An important system created by our founding fathers was one of the reasons, or the sole reason, Trump supporters gathered on that day. The results of the Electoral College were being verified in Congress on January 6th. This was the last step in determining which one of the candidates won.

Interviewing a previous Wood Village council member, Tim Fier, he explained the electoral college process, “The electoral college goes back to our country, and it was in the initial adoption of the constitution in 1787. It relies on the number of electors from each state based on the members of the house of representatives and the numbers of senators, which is two for every state, so each state gets that as many votes, the electors are appointed through the states, and then the way it works today, is the person that wins the majority vote, in most states, some states opt out of this system, gets all those electoral college votes, and there are more amendments in the constitution dealing with the presidential election than any other subject in our republic.” 

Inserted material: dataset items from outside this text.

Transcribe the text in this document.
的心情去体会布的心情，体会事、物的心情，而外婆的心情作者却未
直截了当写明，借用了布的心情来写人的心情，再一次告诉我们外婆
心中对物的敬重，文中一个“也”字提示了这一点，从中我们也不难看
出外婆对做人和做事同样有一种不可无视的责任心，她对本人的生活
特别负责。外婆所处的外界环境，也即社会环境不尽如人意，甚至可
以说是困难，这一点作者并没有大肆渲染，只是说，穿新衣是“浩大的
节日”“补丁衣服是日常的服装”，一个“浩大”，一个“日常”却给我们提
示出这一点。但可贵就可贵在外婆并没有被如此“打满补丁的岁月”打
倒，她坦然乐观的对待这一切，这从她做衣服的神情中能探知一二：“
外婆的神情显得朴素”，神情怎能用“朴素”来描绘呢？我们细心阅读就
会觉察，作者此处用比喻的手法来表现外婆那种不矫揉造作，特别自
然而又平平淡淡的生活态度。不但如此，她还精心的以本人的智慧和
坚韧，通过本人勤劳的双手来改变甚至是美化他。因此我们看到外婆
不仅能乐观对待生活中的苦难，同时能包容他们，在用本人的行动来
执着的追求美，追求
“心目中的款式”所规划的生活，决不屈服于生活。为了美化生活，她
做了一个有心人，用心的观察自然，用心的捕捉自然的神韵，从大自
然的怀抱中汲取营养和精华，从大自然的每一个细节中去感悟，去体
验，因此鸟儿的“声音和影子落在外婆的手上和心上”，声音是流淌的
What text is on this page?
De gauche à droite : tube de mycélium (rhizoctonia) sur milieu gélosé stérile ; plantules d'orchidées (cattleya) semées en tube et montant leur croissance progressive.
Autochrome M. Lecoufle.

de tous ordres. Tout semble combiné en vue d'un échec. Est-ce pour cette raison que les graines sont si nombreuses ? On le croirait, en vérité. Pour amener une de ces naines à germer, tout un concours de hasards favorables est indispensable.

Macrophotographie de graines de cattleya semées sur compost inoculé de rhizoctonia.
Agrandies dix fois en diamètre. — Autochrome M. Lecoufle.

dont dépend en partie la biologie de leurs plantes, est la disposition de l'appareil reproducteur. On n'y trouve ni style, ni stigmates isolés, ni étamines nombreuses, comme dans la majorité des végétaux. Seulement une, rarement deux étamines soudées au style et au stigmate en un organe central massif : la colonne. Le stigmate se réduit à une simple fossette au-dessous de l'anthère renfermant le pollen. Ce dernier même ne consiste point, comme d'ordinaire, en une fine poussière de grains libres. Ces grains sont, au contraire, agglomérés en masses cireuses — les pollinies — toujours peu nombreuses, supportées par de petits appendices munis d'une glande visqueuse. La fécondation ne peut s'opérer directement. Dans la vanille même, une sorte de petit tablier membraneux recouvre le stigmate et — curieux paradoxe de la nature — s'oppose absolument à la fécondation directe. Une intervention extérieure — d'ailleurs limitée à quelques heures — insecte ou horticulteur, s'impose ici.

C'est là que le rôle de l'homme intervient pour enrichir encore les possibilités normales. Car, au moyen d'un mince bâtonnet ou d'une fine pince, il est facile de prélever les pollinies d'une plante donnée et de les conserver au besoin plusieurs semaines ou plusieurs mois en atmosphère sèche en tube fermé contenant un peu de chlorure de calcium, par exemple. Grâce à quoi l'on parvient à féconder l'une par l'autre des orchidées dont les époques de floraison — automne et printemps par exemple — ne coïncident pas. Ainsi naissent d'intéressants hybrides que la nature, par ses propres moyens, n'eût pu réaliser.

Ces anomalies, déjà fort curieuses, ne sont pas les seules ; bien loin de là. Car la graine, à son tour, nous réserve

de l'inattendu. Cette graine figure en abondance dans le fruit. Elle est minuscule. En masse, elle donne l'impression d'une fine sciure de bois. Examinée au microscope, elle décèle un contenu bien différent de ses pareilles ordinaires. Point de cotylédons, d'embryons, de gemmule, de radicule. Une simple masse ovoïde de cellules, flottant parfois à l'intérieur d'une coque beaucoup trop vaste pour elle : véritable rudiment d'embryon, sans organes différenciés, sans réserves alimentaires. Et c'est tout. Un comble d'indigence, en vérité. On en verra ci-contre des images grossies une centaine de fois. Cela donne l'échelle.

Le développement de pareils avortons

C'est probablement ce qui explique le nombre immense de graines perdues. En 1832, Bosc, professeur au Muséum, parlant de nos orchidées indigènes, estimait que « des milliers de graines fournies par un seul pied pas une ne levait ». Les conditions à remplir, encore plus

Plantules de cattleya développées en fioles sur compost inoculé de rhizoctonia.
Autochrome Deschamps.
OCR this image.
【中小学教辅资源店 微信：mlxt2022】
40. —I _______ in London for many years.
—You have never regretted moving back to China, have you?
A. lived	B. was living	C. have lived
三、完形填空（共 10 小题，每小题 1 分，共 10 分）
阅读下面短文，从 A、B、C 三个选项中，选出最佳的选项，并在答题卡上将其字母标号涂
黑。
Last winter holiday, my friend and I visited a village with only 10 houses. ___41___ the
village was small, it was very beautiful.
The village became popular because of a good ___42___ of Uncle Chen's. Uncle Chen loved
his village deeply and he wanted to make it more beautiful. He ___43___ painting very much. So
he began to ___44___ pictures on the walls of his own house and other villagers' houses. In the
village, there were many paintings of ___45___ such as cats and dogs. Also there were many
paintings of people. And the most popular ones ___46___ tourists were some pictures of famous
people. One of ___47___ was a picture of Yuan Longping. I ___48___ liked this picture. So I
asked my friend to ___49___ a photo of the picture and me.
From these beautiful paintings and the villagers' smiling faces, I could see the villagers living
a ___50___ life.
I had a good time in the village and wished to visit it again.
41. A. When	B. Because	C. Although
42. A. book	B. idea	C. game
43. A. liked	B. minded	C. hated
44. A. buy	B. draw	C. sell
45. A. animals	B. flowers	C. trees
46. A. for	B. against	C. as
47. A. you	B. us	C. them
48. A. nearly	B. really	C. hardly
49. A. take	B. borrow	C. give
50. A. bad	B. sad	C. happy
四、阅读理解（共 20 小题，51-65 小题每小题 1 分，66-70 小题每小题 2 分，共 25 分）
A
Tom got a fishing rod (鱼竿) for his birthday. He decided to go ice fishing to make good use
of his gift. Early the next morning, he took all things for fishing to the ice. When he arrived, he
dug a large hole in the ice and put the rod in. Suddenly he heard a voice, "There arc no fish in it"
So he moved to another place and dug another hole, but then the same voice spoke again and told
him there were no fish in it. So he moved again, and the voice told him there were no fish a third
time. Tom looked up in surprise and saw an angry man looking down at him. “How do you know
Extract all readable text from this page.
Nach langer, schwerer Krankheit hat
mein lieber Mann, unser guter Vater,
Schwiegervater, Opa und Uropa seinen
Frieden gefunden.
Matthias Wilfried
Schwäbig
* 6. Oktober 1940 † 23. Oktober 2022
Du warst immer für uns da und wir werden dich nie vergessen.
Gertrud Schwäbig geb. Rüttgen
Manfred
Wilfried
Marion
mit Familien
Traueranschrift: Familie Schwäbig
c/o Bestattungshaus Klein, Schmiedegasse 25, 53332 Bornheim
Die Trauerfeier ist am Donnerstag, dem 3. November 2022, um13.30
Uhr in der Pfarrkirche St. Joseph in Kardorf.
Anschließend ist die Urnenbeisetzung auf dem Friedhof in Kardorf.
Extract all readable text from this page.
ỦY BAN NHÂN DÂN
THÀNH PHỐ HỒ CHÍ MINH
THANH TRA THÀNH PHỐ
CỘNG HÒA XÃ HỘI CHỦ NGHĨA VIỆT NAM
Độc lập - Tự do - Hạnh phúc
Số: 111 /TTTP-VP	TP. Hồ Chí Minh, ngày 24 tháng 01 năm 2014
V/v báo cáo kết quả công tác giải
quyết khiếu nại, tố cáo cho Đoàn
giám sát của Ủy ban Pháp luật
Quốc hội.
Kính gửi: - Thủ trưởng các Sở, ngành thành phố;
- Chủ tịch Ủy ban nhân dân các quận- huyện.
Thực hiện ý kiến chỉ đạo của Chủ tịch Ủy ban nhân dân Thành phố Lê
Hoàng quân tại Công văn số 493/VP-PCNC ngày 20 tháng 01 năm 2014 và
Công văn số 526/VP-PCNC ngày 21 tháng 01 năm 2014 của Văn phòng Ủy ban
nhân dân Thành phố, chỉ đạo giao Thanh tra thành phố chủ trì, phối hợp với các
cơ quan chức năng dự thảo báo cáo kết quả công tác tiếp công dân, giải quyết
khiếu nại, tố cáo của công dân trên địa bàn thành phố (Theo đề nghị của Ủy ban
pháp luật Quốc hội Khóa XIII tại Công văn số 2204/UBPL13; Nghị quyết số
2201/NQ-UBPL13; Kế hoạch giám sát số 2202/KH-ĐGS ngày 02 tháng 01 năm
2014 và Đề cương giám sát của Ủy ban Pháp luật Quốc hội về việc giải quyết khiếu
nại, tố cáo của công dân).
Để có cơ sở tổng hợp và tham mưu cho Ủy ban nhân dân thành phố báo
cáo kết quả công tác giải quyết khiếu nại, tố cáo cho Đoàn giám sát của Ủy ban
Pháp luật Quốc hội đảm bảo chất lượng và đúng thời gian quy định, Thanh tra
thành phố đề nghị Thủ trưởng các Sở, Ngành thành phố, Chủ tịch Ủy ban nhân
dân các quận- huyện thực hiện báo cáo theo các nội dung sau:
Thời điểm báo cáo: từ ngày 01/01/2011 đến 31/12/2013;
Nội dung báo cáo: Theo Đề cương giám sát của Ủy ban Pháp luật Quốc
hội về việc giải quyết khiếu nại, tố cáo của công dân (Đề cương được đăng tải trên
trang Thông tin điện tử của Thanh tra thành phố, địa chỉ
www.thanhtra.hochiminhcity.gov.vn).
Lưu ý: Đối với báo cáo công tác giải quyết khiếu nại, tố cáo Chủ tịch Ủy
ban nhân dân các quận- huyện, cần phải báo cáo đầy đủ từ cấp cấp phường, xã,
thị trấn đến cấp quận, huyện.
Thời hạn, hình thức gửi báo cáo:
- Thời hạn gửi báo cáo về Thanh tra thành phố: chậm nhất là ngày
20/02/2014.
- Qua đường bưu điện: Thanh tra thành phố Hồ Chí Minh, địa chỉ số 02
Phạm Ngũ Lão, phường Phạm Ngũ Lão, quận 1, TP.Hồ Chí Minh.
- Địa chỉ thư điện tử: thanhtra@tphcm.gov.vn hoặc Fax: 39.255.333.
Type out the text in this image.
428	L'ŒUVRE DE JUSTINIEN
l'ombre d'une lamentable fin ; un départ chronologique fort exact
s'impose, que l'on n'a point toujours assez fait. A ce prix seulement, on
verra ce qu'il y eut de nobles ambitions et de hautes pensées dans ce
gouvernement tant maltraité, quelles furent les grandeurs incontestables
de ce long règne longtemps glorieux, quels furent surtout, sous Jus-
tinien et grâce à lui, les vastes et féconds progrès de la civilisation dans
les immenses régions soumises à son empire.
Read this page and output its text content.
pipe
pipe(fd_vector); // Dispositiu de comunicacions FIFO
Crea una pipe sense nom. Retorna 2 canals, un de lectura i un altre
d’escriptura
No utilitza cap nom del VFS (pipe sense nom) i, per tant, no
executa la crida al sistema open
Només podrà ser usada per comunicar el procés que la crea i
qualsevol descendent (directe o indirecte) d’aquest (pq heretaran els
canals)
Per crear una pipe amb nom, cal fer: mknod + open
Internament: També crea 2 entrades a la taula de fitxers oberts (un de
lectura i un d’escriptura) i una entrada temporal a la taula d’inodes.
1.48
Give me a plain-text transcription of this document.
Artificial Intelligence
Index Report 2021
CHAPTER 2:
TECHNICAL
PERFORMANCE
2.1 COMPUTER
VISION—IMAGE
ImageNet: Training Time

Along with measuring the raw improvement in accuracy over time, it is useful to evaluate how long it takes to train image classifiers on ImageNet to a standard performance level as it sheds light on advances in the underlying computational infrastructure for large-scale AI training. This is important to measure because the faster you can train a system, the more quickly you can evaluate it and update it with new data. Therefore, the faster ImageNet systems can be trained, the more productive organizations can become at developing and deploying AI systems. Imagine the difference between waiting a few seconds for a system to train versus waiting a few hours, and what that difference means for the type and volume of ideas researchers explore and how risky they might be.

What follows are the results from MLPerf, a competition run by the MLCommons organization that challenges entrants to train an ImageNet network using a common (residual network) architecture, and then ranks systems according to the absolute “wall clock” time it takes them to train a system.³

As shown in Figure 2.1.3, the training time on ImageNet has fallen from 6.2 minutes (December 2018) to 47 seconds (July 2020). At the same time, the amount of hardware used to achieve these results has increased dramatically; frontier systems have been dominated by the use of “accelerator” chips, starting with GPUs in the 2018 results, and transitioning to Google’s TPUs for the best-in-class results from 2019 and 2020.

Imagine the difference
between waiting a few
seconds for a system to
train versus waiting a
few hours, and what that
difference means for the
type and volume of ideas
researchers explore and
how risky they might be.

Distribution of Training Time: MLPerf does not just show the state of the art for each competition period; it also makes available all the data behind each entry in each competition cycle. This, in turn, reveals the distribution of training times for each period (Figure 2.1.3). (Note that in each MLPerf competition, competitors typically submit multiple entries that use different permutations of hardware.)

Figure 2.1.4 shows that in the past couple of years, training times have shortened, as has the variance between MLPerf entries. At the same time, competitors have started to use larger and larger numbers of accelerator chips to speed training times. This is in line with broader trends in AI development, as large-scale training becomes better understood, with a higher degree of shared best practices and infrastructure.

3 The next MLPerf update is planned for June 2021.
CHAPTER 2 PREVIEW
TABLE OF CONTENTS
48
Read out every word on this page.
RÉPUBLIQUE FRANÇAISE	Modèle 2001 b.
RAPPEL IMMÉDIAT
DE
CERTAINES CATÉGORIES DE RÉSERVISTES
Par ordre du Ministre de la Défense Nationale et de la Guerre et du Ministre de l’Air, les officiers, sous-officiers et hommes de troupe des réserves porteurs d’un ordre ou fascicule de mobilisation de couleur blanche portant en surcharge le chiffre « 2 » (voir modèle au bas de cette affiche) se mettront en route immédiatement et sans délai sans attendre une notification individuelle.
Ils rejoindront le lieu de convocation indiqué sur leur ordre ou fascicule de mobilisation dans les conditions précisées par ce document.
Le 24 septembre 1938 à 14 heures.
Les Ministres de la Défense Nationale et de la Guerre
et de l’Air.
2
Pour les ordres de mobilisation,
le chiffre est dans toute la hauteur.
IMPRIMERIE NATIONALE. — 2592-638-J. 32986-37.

At another time, Andrew Pate, Barlow’s social studies teacher, explained how the electoral college votes are established, “Each state gets a number of electoral votes equal to the number of representatives they have in the house of representatives and senators. So the electoral college vote total for oregon with 5 congressional representatives and two senators is 7 votes, the total in the country is 538 electoral votes because the District of Columbia is not a state but it gets 3 electoral votes, and every other states you have 100 for the senators, and there are 435 members of the representatives, so 435 plus 100 plus 3, and what that means is, to become the president, you need to get 270 electoral votes.”

So the three very generalized steps are having election night, when the votes are cast, during the 1st Wednesday after a monday in November,  each state verifies their votes and sends them to congress during November, and Congress ceremoniously verifies the votes in a joint session with the House of Representatives, and the Senators. 

Now I am sure that some have heard that the Vice President has the ability to not accept Electoral College votes which  is an outright lie. The 12th and 20th amendments state what the Vice President, or President of the Senate, can do. Tim Fier says it better, “Absolutely not, Pence does not have the authority to do that, his position is a ceremonial position, simply that. His position, constitutionally, is he’s President of the Senate.”

Paraphrasing a quote by Alexander Hamilton, when creating the electoral college, he did not trust the common man to vote properly on their next president. This year made that comment ring more true than ever before.

The fact that one side of the American people did not initially accept the results of a tradition dating back to our very founding and attacked our capitol, could be an omen for the Biden administration.